Do we have a group of teenagers with their first credit cards in the White House or what? Like an angry parent seeing the Visa bill that he'll have to pay instead of the teenager, the American people need to say, "What the fuck are you thinking, you stupid cocksuckers?" Not to get into the whole "What else would $1 trillion dollars over 10 years cost?" debate (although, really, and c'mon, $100 billion dollars a year would pretty much set up the entire country with good jobs, health insurance, elite private school education, and free Starbucks in the morning), but what's the game here? Did the President, after spanking Laura while staring at pictures of dead Iraqis in order to get a hard-on, think, seeing Laura's red ass, "I wanna go to the moon. No, wait, first the moon, then Mars. That'd be cool"? Did Karl Rove say, "Let's say we're going to Mars. Then, if that little fucker Dean opposes us, we'll say, 'What, you don't want to go to Mars?'"? Did Donald Rumsfeld say, "Well, Mars is the god of war"? Or did someone say there might be oil there?

Or, how about these possibilities: A space journey has the potential to be the ultimate corporate welfare program (and didn't Republicans used to call this kind of shit "socialism"? Just asking). Oh, all the contracts, all the outsourcing, all the newly-minted pseudo-residents who'll be forced to work for minimum wage no matter what. Christ, the money that will go to Boeing/McDonnell-Douglas. Christ, all the oil that'll be needed for fuel.

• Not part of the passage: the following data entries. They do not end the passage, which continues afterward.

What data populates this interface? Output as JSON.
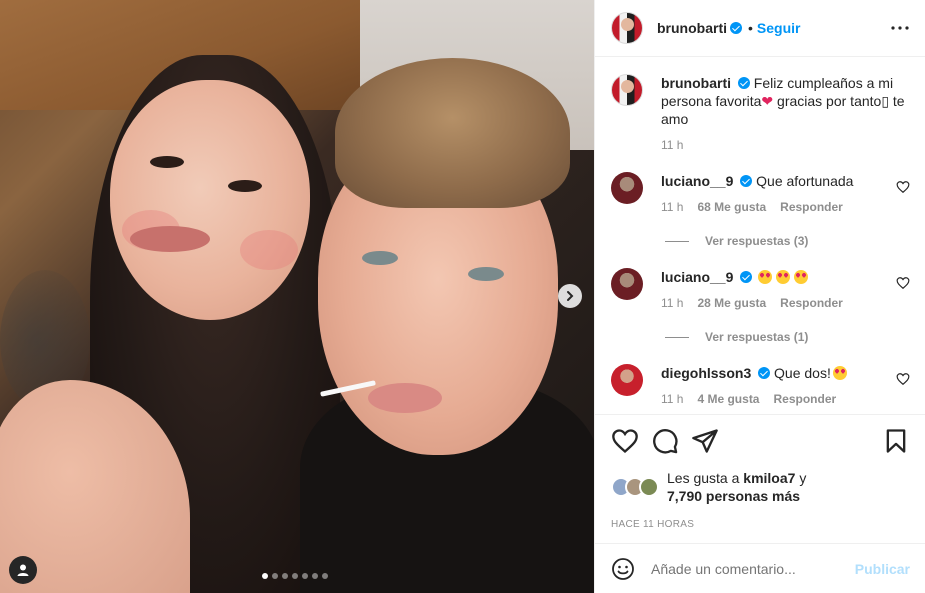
{
  "post": {
    "author": "brunobarti",
    "follow_label": "Seguir",
    "caption": "Feliz cumpleaños a mi persona favorita",
    "caption_rest": "gracias por tanto▯ te amo",
    "caption_time": "11 h",
    "carousel": {
      "current_slide": 1,
      "total_slides": 7
    }
  },
  "comments": [
    {
      "user": "luciano__9",
      "text": "Que afortunada",
      "time": "11 h",
      "likes": "68 Me gusta",
      "reply": "Responder",
      "view_replies": "Ver respuestas (3)"
    },
    {
      "user": "luciano__9",
      "text": "",
      "time": "11 h",
      "likes": "28 Me gusta",
      "reply": "Responder",
      "view_replies": "Ver respuestas (1)"
    },
    {
      "user": "diegohlsson3",
      "text": "Que dos!",
      "time": "11 h",
      "likes": "4 Me gusta",
      "reply": "Responder"
    }
  ],
  "likes": {
    "prefix": "Les gusta a",
    "user": "kmiloa7",
    "conj": "y",
    "count": "7,790 personas más"
  },
  "timestamp": "HACE 11 HORAS",
  "add_comment": {
    "placeholder": "Añade un comentario...",
    "post_label": "Publicar"
  },
  "icons": {
    "more": "more-horizontal-icon",
    "like": "heart-icon",
    "comment": "comment-icon",
    "share": "send-icon",
    "save": "bookmark-icon",
    "emoji": "smile-icon",
    "next": "chevron-right-icon",
    "tag": "user-tag-icon"
  },
  "colors": {
    "link": "#0095f6",
    "verified": "#0095f6",
    "muted": "#8e8e8e",
    "text": "#262626",
    "post_disabled": "#b2dffc"
  }
}
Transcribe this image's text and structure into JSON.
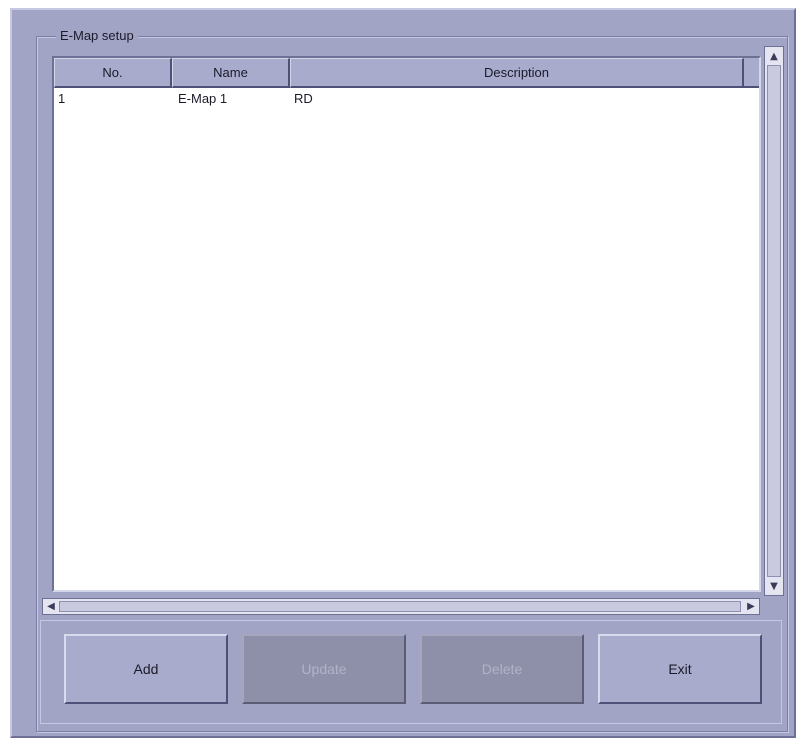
{
  "dialog": {
    "group_title": "E-Map setup"
  },
  "table": {
    "columns": [
      "No.",
      "Name",
      "Description"
    ],
    "rows": [
      {
        "no": "1",
        "name": "E-Map 1",
        "description": "RD"
      }
    ]
  },
  "buttons": {
    "add": "Add",
    "update": "Update",
    "delete": "Delete",
    "exit": "Exit"
  },
  "icons": {
    "scroll_up": "triangle-up-icon",
    "scroll_down": "triangle-down-icon",
    "scroll_left": "triangle-left-icon",
    "scroll_right": "triangle-right-icon"
  },
  "colors": {
    "panel": "#a2a4c6",
    "button": "#a9abcc",
    "button_disabled": "#8e8fa8"
  }
}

Or, maybe, just maybe, this is another way for the Bush administration to avoid the problems of the United States. Fuck, make Bush President of Iraq. Make him Great Grand Poobah of Mars for all we care. But somebody needs to tell these idiots in the administration to stop spending money like ten bucks a blow hookers with unlimited credit at Frederick's.

Christ, the Rude Pundit can't wait until they start saying that the moon station and the Mars trip are for homeland security. Maybe it'll be that from the moon we can launch a missle defense system. Maybe it'll be for better spying. But the connection's coming and you know it is.